POPE: 6-DoF Promptable Pose Estimation of Any Object, in Any Scene, with One Reference

Zhiwen Fan, Panwang Pan, Peihao Wang, Yifan Jiang, Dejia Xu, Zhangyang Wang

Published: 2024, Last Modified: 26 Sept 2025CVPR Workshops 2024EveryoneRevisionsBibTeXCC BY-SA 4.0

Abstract: Despite the significant progress in six degrees-of-freedom (6DoF) object pose estimation, existing methods have limited applicability in real-world scenarios involving embodied agents and downstream 3D vision tasks. These limitations mainly come from the necessity of 3D models, closed- category detection, and a large number of densely annotated support views. To mitigate this issue, we propose a general paradigm for object pose estimation, called Promptable Object Pose Estimation (POPE). The proposed approach POPE enables zero-shot 6DoF object pose estimation for any target object in any scene, while only a single reference is adopted as the support view. To achieve this, POPE leverages the power of the pre-trained large-scale 2D foundation model, employs a framework with hierarchical feature representation and 3D geometry principles. Moreover, it estimates the relative camera pose between object prompts and the target object in new views, enabling both two-view and multiview 6DoF pose estimation tasks.
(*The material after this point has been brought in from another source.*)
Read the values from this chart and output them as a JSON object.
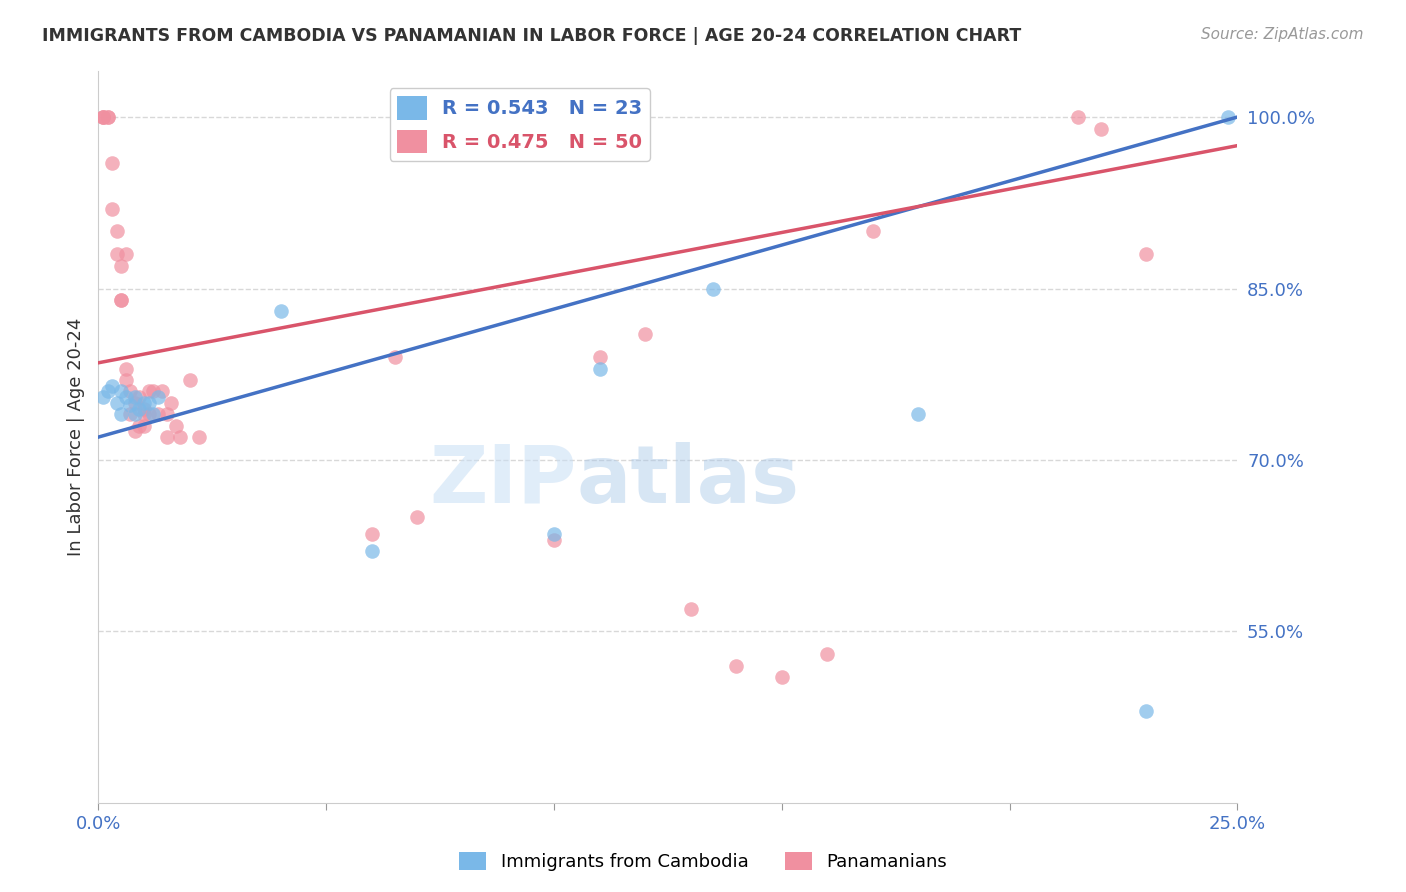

Comprehensive experimental results demonstrate that POPE exhibits unrivaled robust performance in zero-shot settings, by achieving a significant reduction in the averaged Median Pose Error by 52.38% and 50.47% on the LINEMOD [22] and OnePose [54] datasets, respectively. We also conduct more challenging testings in causally captured images (see Figure 1), which further demonstrates the robustness of POPE.